Electronic – Soft-CPU verification

cpufpgatestvhdl

I'm currently in the process of designing a simple CPU in VHDL using Xilinx ISE and ISIM. The design portion is going remarkably well, but I can't seem to figure out a way to do verification in a consistent manner.

Right now I have a VHDL test bench that I update to test the function I'm working on at any particular moment. This is very ad-hoc, and it does not help me to catch regressions and cannot be used to verify compliance with specification/instruction set.

I've thought about developing an extensive test suite, but the problem is that the potential state of a general purpose part as a CPU is huge compared less generic components.

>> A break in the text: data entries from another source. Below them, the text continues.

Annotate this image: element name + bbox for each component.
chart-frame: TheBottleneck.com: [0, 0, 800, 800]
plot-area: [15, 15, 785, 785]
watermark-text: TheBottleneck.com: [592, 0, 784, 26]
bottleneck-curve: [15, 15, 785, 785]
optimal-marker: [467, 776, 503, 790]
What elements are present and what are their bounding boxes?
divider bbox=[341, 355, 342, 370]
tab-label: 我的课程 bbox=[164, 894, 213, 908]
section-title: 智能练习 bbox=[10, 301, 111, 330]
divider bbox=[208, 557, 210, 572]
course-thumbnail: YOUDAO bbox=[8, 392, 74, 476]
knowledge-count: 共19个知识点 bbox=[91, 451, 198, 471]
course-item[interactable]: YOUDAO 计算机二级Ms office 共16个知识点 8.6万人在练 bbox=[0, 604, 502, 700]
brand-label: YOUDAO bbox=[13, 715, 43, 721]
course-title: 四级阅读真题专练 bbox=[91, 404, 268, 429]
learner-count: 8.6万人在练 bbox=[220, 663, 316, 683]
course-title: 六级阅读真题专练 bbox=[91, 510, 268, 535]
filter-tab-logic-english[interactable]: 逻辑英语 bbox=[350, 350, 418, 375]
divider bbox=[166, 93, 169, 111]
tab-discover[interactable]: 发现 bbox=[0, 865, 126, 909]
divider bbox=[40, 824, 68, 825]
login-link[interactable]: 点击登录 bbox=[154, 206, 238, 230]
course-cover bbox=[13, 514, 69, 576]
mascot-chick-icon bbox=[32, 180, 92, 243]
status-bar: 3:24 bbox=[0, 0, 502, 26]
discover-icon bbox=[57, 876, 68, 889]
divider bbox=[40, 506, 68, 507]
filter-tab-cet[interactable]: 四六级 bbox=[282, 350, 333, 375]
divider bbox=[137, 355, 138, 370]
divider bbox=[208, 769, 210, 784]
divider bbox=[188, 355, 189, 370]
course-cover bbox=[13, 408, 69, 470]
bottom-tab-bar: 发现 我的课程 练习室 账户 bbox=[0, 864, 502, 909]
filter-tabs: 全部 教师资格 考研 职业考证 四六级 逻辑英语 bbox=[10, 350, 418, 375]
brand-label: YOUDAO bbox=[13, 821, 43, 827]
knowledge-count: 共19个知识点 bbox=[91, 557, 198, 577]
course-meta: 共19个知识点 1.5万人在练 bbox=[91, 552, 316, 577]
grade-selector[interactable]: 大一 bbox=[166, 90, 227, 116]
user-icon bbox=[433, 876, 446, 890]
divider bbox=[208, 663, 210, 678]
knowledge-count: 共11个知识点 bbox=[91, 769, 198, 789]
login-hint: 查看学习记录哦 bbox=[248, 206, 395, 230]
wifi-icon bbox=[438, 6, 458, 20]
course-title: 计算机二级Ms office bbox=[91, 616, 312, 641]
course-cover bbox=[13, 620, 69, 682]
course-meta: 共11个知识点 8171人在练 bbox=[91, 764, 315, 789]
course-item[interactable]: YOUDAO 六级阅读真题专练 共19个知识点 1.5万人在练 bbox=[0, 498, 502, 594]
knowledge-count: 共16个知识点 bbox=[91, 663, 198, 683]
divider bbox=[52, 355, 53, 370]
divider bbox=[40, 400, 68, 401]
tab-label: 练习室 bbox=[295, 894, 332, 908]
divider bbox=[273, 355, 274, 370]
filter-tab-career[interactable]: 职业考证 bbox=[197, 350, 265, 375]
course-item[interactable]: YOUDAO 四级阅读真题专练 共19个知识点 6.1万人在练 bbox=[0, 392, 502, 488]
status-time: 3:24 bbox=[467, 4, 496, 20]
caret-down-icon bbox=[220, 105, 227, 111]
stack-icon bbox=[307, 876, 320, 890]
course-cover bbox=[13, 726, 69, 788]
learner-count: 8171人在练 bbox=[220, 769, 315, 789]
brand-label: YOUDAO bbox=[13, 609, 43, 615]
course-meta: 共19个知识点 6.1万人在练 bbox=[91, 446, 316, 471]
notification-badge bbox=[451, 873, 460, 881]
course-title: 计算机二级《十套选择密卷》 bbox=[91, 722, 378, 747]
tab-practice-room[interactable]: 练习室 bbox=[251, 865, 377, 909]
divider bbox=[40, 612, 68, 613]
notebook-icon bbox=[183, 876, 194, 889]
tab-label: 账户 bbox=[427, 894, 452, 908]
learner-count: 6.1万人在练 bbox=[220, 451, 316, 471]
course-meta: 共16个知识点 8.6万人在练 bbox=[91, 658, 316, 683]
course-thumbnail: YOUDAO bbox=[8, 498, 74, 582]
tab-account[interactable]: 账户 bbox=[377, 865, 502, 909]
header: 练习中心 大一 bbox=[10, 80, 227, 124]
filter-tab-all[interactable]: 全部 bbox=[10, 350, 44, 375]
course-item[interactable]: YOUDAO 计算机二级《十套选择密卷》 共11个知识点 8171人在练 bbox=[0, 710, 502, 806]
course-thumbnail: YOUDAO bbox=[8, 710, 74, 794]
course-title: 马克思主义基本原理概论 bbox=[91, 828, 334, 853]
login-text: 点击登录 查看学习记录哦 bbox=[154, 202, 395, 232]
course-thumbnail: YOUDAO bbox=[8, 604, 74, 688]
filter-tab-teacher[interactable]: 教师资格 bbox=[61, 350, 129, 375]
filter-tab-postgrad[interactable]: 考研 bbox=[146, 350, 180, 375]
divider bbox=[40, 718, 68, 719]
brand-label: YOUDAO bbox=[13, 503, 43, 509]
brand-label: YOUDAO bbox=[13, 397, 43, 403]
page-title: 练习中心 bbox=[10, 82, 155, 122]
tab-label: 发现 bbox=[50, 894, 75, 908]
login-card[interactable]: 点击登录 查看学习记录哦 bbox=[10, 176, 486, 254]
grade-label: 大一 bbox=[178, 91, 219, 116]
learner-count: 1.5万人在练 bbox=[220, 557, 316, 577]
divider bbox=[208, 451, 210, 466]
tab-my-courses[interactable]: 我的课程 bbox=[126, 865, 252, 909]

I am looking for a method that allows me to perform design and testing in a more controlled manner. Some sort of "hardware TDD" if you will. Does such a thing exist? Can it be applies relatively easily to general purpose parts such as a CPU?

Best Answer

The whole issue of CPU verification is super large and difficult. There are people who make a career out of just this. I'll just give you the overview...

  1. Write an assembly language program that tests every instruction and every tiny detail of every instruction. For example, when testing the ADD instruction you might test it with numbers that are both positive, both negative, and one of each (twice). You would then test the carry flag, the zero flag, etc. Other special features of the CPU (like branch prediction, etc) would have their own special part of this test.

  2. Write, using C/C++ or something, a model of your CPU. This is your virtual CPU. This is also your "golden CPU", meaning that this is the CPU that everything else is compared to. Ideally the person who wrote the VHDL is NOT the same person who writes the C/C++ model.

  3. Write/Create a system where you can run the C/C++ model and the VHDL model side by side, and compare the results on a cycle-by-cycle basis. Run your assembly program from Step 1 and make sure the two models match.

  4. Run your two models on random "instructions". Basically, fill "ram" with random data and execute that random data as if it is real instructions. Run the same random data on both VHDL and C/C++ models and compare the results. This C/C++ model would run on some workstation and/or server (not the new CPU itself).

  5. Setup a machine, or several machines, to repeat step 4 essentially forever. Even if your CPU is "finished" and has been in production for a year or more you will still be running this test.

  6. Repeat these steps whenever there is more stuff to simulate. For example, you would run it on the post-route VHDL with timing when that's available.

There is no guarantee that comparing the VHDL and C/C++ versions will catch every single bug-- but there really isn't a better way. And testing the CPU on random instructions takes time, but that is also very useful. The only real alternative to this is to hire lots of people to just write code all day to test different parts of the CPU-- and the bigger companies do this, but they also do the random data stuff too.

For a single person writing VHDL code, usually it is just step #1 that is done. But if you are going to sell the CPU then at least some of the other steps should be done (and really, you should do them all).